20 I should deal specifically with s 137. It will be noticed (T 348, supra para [7]) that Mr Shahidi, in his evidence, acknowledged that he had a conversation with SS on New Year’s Eve and that SS “told me like they were involved”. The words of SS, repeated to the police (as recorded in his statement), are simply an elaboration upon that involvement. Indeed, they are an elaboration which is exculpatory (“We didn’t mean to kill him, we just wanted to hurt him but it got out of hand, I just hit him in the legs, I was screaming to other guys ‘don’t hit him in the head’.”) (supra para [4]). The evidence, I believe, has significant probative value. In the context of the direction which I propose, the probative value is not significantly outweighed by the danger of unfair prejudice to the accused.
21 As it happens, when Mr Shahidi resumed his evidence in front of the jury and was cross examined by the Crown, he appeared to alter his stance. Whilst he answered many questions by simply saying that he had no memory of the conversation, he did not again assert that what he had said to the police was the product of conversations with others, not SS, although he did say in cross examination it could have been (T 407, 410). However, he gave the following evidence: (T 406)

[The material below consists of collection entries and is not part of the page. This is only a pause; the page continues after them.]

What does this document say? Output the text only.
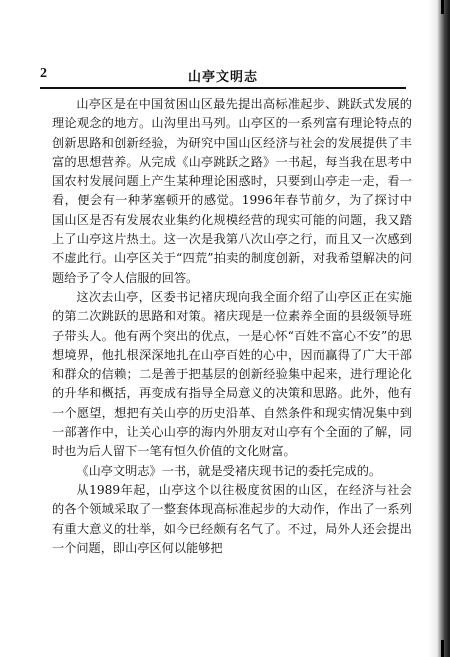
2	山亭文明志

山亭区是在中国贫困山区最先提出高标准起步、跳跃式发展的理论观念的地方。山沟里出马列。山亭区的一系列富有理论特点的创新思路和创新经验，为研究中国山区经济与社会的发展提供了丰富的思想营养。从完成《山亭跳跃之路》一书起，每当我在思考中国农村发展问题上产生某种理论困惑时，只要到山亭走一走，看一看，便会有一种茅塞顿开的感觉。1996年春节前夕，为了探讨中国山区是否有发展农业集约化规模经营的现实可能的问题，我又踏上了山亭这片热土。这一次是我第八次山亭之行，而且又一次感到不虚此行。山亭区关于“四荒”拍卖的制度创新，对我希望解决的问题给予了令人信服的回答。

这次去山亭，区委书记褚庆现向我全面介绍了山亭区正在实施的第二次跳跃的思路和对策。褚庆现是一位素养全面的县级领导班子带头人。他有两个突出的优点，一是心怀“百姓不富心不安”的思想境界，他扎根深深地扎在山亭百姓的心中，因而赢得了广大干部和群众的信赖；二是善于把基层的创新经验集中起来，进行理论化的升华和概括，再变成有指导全局意义的决策和思路。此外，他有一个愿望，想把有关山亭的历史沿革、自然条件和现实情况集中到一部著作中，让关心山亭的海内外朋友对山亭有个全面的了解，同时也为后人留下一笔有恒久价值的文化财富。

《山亭文明志》一书，就是受褚庆现书记的委托完成的。

从1989年起，山亭这个以往极度贫困的山区，在经济与社会的各个领域采取了一整套体现高标准起步的大动作，作出了一系列有重大意义的壮举，如今已经颇有名气了。不过，局外人还会提出一个问题，即山亭区何以能够把
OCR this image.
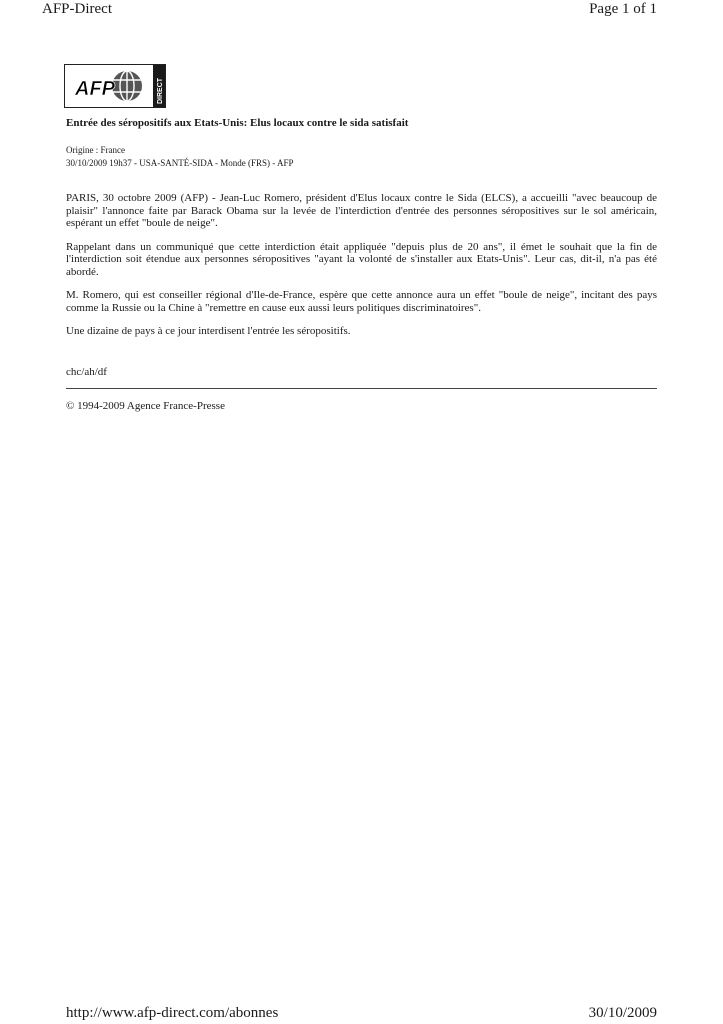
AFP-Direct	Page 1 of 1
AFP	DIRECT
Entrée des séropositifs aux Etats-Unis: Elus locaux contre le sida satisfait
Origine : France
30/10/2009 19h37 - USA-SANTÉ-SIDA - Monde (FRS) - AFP

PARIS, 30 octobre 2009 (AFP) - Jean-Luc Romero, président d'Elus locaux contre le Sida (ELCS), a accueilli "avec beaucoup de plaisir" l'annonce faite par Barack Obama sur la levée de l'interdiction d'entrée des personnes séropositives sur le sol américain, espérant un effet "boule de neige".

Rappelant dans un communiqué que cette interdiction était appliquée "depuis plus de 20 ans", il émet le souhait que la fin de l'interdiction soit étendue aux personnes séropositives "ayant la volonté de s'installer aux Etats-Unis". Leur cas, dit-il, n'a pas été abordé.

M. Romero, qui est conseiller régional d'Ile-de-France, espère que cette annonce aura un effet "boule de neige", incitant des pays comme la Russie ou la Chine à "remettre en cause eux aussi leurs politiques discriminatoires".

Une dizaine de pays à ce jour interdisent l'entrée les séropositifs.

chc/ah/df
© 1994-2009 Agence France-Presse
http://www.afp-direct.com/abonnes	30/10/2009
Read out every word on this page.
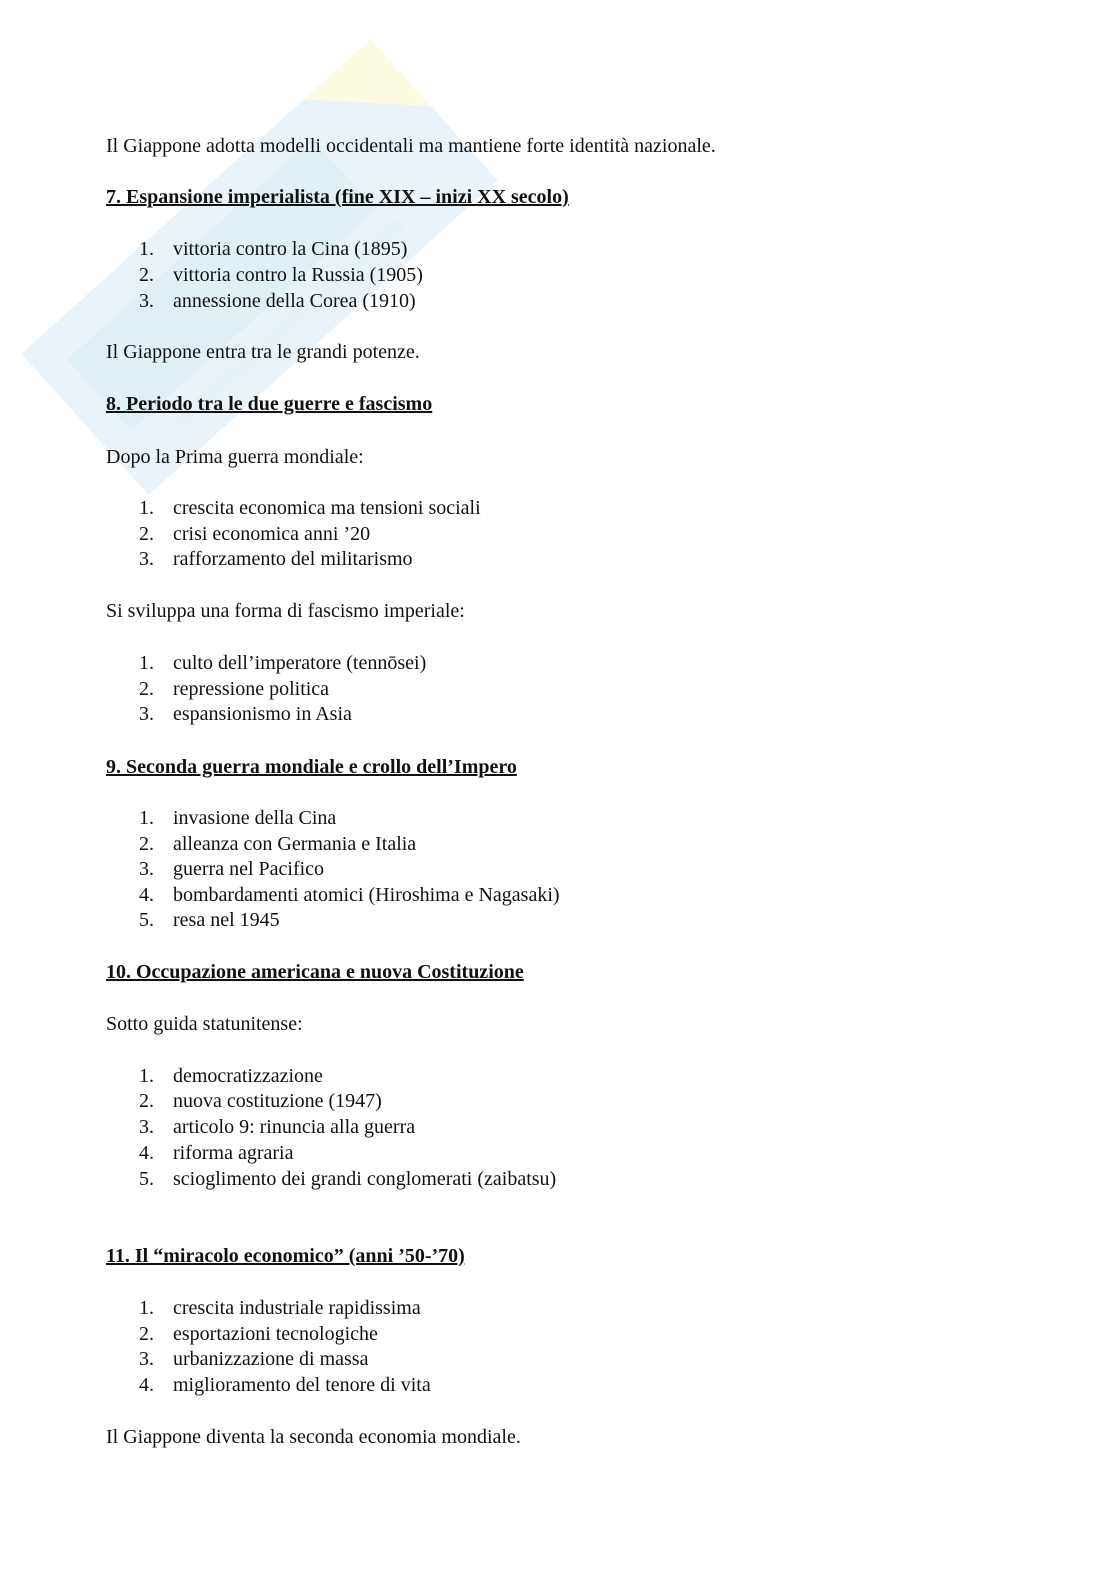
Il Giappone adotta modelli occidentali ma mantiene forte identità nazionale.
7. Espansione imperialista (fine XIX – inizi XX secolo)
1. vittoria contro la Cina (1895)
2. vittoria contro la Russia (1905)
3. annessione della Corea (1910)
Il Giappone entra tra le grandi potenze.
8. Periodo tra le due guerre e fascismo
Dopo la Prima guerra mondiale:
1. crescita economica ma tensioni sociali
2. crisi economica anni ’20
3. rafforzamento del militarismo
Si sviluppa una forma di fascismo imperiale:
1. culto dell’imperatore (tennōsei)
2. repressione politica
3. espansionismo in Asia
9. Seconda guerra mondiale e crollo dell’Impero
1. invasione della Cina
2. alleanza con Germania e Italia
3. guerra nel Pacifico
4. bombardamenti atomici (Hiroshima e Nagasaki)
5. resa nel 1945
10. Occupazione americana e nuova Costituzione
Sotto guida statunitense:
1. democratizzazione
2. nuova costituzione (1947)
3. articolo 9: rinuncia alla guerra
4. riforma agraria
5. scioglimento dei grandi conglomerati (zaibatsu)
11. Il “miracolo economico” (anni ’50-’70)
1. crescita industriale rapidissima
2. esportazioni tecnologiche
3. urbanizzazione di massa
4. miglioramento del tenore di vita
Il Giappone diventa la seconda economia mondiale.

“Q. Would you agree that your memory would have been better back in the 4th of January 2008 than it is now?
A. Yes.
Q. And you would agree, wouldn't you, that you didn't tell any lies to the police when you made your statement, did you?
A. No.
Q. What is recorded in your statement is in fact what happened, isn't it?Q. You told the truth, didn't you?
A. Yes.
A. Yes.”
22 On the test postulated by counsel for SS, that acknowledgement by Mr Shahidi would, in any event, have justified the reception of the evidence, had it been taken on the Voir Dire.